八个打手同时抽出了腰间的短刀,刀刃在月光下齐齐闪了一下,像是八颗野狼的獠牙。
李七七攥着袖子里那块令牌,后背已经出了冷汗,但她的笑容还是没有变。
“亲,”她说,“您确定要动粗?”
苏锦娘看了她三秒,然后轻轻叹了口气。
“姑娘,”她的声音里带了一丝疲惫,“你真的不知道自己碰了什么东西。”
她转过身,朝锦娘阁里面走去,背影在灯光下拉得很长。走到门槛处,她停了一下,没有回头。
“把令牌拿回来,”她说,“别伤了她。
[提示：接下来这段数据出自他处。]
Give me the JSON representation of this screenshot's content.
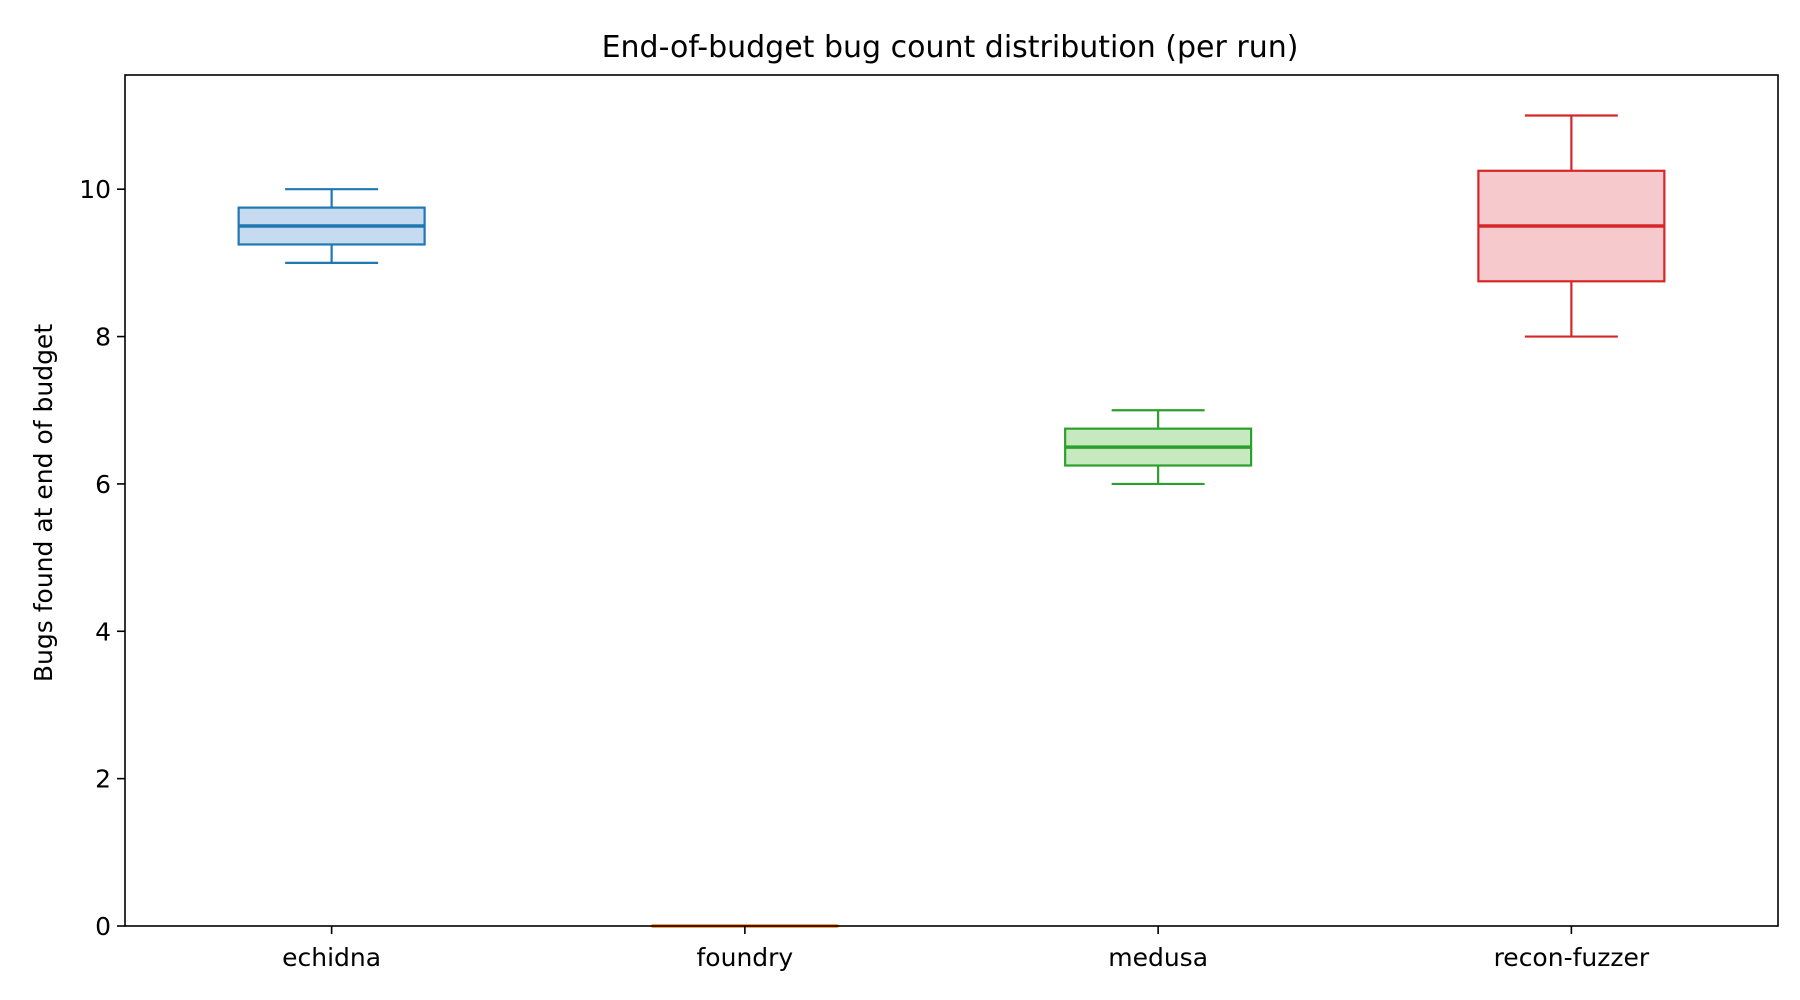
{
  "chart_data": {
    "type": "box",
    "title": "End-of-budget bug count distribution (per run)",
    "xlabel": "",
    "ylabel": "Bugs found at end of budget",
    "ylim": [
      0,
      11.55
    ],
    "yticks": [
      0,
      2,
      4,
      6,
      8,
      10
    ],
    "grid": false,
    "categories": [
      "echidna",
      "foundry",
      "medusa",
      "recon-fuzzer"
    ],
    "boxes": [
      {
        "label": "echidna",
        "whisker_low": 9,
        "q1": 9.25,
        "median": 9.5,
        "q3": 9.75,
        "whisker_high": 10,
        "color": "#1f77b4",
        "fill": "#c6dbef"
      },
      {
        "label": "foundry",
        "whisker_low": 0,
        "q1": 0,
        "median": 0,
        "q3": 0,
        "whisker_high": 0,
        "color": "#ff7f0e",
        "fill": "#fdd0a2"
      },
      {
        "label": "medusa",
        "whisker_low": 6,
        "q1": 6.25,
        "median": 6.5,
        "q3": 6.75,
        "whisker_high": 7,
        "color": "#2ca02c",
        "fill": "#c7e9c0"
      },
      {
        "label": "recon-fuzzer",
        "whisker_low": 8,
        "q1": 8.75,
        "median": 9.5,
        "q3": 10.25,
        "whisker_high": 11,
        "color": "#d62728",
        "fill": "#f6c9cc"
      }
    ]
  }
}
”
八个打手同时举起了刀。
李七七后退一步,背撞上了一面墙——是真的墙,她身后就是锦娘阁的照壁,青砖砌的,又高又滑,爬不上去。
左边,右边,前面,都是刀。
月亮又钻进了云层,大地暗了下来。
李七七深吸一口气,把袖子里的令牌攥得更紧了,另一只手摸到了衣兜里的铜镜。
不是用来照的——铜镜的边缘有一层薄薄的铜皮,像刀刃一样锋利。她不知道能不能挡得住刀,但至少比空手好。
打手们开始逼近。
就在这时,巷口传来一个熟悉的声音。
“李姑娘——你在哪——我买到了最后两个肉包子——”
是王铁柱。
他左手举着一个油纸包,右手扛着木棍,嘴里还叼着半个包子,大摇大摆地朝这边走来。
等他看清了巷子里的情形,嘴里的包子掉了。
八个拿刀的人,围着他的李姑娘。
王铁柱的脑子转了一息,然后扔掉油纸包,双手举起木棍,大吼一声朝打手们冲了过去。
“谁敢动李姑娘!”
苏锦娘站在锦娘阁的门槛里面,红灯笼的光照在她脸上,把她的表情映得忽明忽暗。
她看着巷子里乱成一团,轻轻摇了摇头。
“关上大门。”她说。
锦娘阁的两扇木门缓缓合上,把里面的灯火和笑声一起关在了门后。
巷子里只剩下月光、刀光和肉包子的香气。